Study | Participants (HIV+, HIV‐) | Cognitive performancea | Percentage taking ART | Percentage with suppressed VLb | Analysesc |
---|---|---|---|---|---|
(Castillo, Ernst, Cunningham, & Chang, 2018) | 35, 31 | N/A | 97.1% | Unknown | 2 |
(Sanford et al., 2017) | 125, 62 | HIV+ impaired | 90% | 75% | 2, 3 |
(Zhou et al., 2017) | 22, 22 | HIV+ unimpaired | 0% | Unknown | 1, 2 |
(Underwood et al., 2017) | 134, 79 | HIV+ impaired | 100% | 100% | 2, 3 |
(Clifford et al., 2017) | 38, 24 | 15 CI; 23 CN | 100% | 100% | 1, 2, 3, 4 |
(Shin et al., 2017) | 22, 11 | 10 CI; 12 CN | 100% | 100% | 1, 2, 3, 4 |
(Thames et al., 2017) | 48, 29 | HIV+ impaired | 100% | 50% | 2, 3 |
(Paul et al., 2017) | 146, 34 | N/A | 12.7% | 2.75% | 2 |
(Kuhn et al., 2017) | 59, 22 | N/A | 93.8% | 78% | 2 |
(Wang et al., 2016) | 26, 26 | N/A | 34.6% | Unknown | 2 |
(Corrêa et al., 2016) | 47, 19 | 34 CI; 13 CN | 100% | 95.7% | 1, 2, 3, 4 |
(Spies et al., 2016) | 62, 62 | HIV+ impaired | 48.4% | 0% | 2, 3 |
(Wilson et al., 2015) | 17, 17 | HIV+ impaired | 100% | 94.1% | 2, 3 |
(Wade et al., 2015) | 63, 31 | HIV+ impaired | Unknownd | 61.9% | 2, 3 |
(Heaps et al., 2015) | 74, 29 | 37 CI; 37 CN | 0% | Unknown | 1, 2, 3, 4 |
(Clark et al., 2015) | 44, 44 | HIV+ unimpaired | 86.4% | 79.4% | 1, 2 |
(Li, Li, Gao, Yuan, & Zhao, 2014) | 36, 33 | HIV+ unimpaired | 30.6% | Unknown | 1, 2 |
(Pfefferbaum et al., 2014) | 51, 65 | HIV+ impaired | 80.4% | Unknown | 2, 3 |
(Kallianpur et al., 2013) | 35, 12 | N/A | 100% | 28.6% | 2 |
(Towgood et al., 2012) | 40, 42 | HIV+ unimpaired | 100% | 100% | 1, 2 |
(Becker et al., 2012) | 81, 67 | HIV+ impaired | Unknowne | Unknown | 1, 2 |
(Ragin et al., 2012) | 43, 21 | HIV+ impaired | 46.5% | Unknown | 2, 3 |
(Küper et al., 2011) | 48, 48 | 28 CI; 20 CN | 93.8% | Unknown | 1, 3, 4 |
(Castelo, Courtney, Melrose, & Stern, 2007) | 22, 22 | HIV+ impaired | 90.9% | 63.6% | 2, 3 |
(Jernigan et al., 2005) | 52, 37 | HIV+ impaired | 69.2% | 100% | 2, 3 |
Cognitive Performance: N/A: the study did not include neurocognitive data; HIV+ Impaired: HIV+ adults met the HIV‐associated neurocognitive disorders (HAND) definition if the study used the Frascati criteria to define neurocognitive status, or HIV+ adults performed significantly worse than controls in at least one neurocognitive test in the study that did not use the Frascati criteria to define neurocognitive status; HIV+ Unimpaired: HIV+ adults did not meet the HAND definition if the study used the Frascati criteria to define neurocognitive status, or HIV+ adults performed comparable to controls in all neurocognitive tests administered in the study that did not use the Frascati criteria to define neurocognitive status; CN and CI: the study used neurocognitive data to divide HIV+ adults into at least two groups, cognitively “normal” (CN), and cognitively “impaired” (CI). Different criteria might be used in different studies.
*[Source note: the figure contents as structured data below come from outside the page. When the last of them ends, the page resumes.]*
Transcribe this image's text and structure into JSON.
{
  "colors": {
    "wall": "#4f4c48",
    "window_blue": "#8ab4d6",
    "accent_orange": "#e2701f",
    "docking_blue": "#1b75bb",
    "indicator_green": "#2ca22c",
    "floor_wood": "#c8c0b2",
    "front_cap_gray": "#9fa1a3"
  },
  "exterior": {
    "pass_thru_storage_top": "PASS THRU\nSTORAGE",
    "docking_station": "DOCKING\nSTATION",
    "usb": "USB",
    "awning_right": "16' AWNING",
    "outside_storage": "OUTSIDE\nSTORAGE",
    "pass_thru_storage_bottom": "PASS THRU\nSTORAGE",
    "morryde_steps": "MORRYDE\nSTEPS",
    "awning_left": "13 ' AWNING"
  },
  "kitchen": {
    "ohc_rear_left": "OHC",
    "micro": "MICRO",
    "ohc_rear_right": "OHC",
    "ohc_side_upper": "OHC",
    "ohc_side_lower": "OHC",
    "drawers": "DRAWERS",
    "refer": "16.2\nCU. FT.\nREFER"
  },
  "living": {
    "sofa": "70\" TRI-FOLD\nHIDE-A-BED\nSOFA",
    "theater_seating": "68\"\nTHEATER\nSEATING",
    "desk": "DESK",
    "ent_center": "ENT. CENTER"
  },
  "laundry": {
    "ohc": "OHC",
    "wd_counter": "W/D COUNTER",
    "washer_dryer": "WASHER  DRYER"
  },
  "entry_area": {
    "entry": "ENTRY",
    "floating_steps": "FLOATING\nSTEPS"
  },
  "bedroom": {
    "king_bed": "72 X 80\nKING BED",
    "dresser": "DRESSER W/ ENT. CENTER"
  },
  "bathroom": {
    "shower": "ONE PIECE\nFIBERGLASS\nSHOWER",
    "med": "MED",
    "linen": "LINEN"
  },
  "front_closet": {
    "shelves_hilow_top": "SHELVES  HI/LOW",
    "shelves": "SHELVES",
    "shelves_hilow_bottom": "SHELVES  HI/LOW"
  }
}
Different studies might have different definitions of viral load suppression. To avoid further complications, we simply used the same numbers provided in these studies regardless of how viral load suppression was defined in each individual study.
Analyses. This indicates whether a study was included in one of the four analyses: 1, HIV‐ controls versus cognitively “normal” HIV+ adults; 2, HIV‐ controls versus HIV+ adults (including cognitively “normal” HIV+ adults, cognitively “impaired” HIV+ adults, and those without neurocognitive data); 3, HIV‐ controls versus cognitively “impaired” HIV+ adults; 4, Cognitively “normal” HIV+ adults versus cognitively “impaired” HIV+ adults.
The average disease duration (estimated) was 20.4 years.
The subjects in this study were part of the MACS cohort, and the profile of the entire cohort can be found elsewhere (Becker et al., 2015).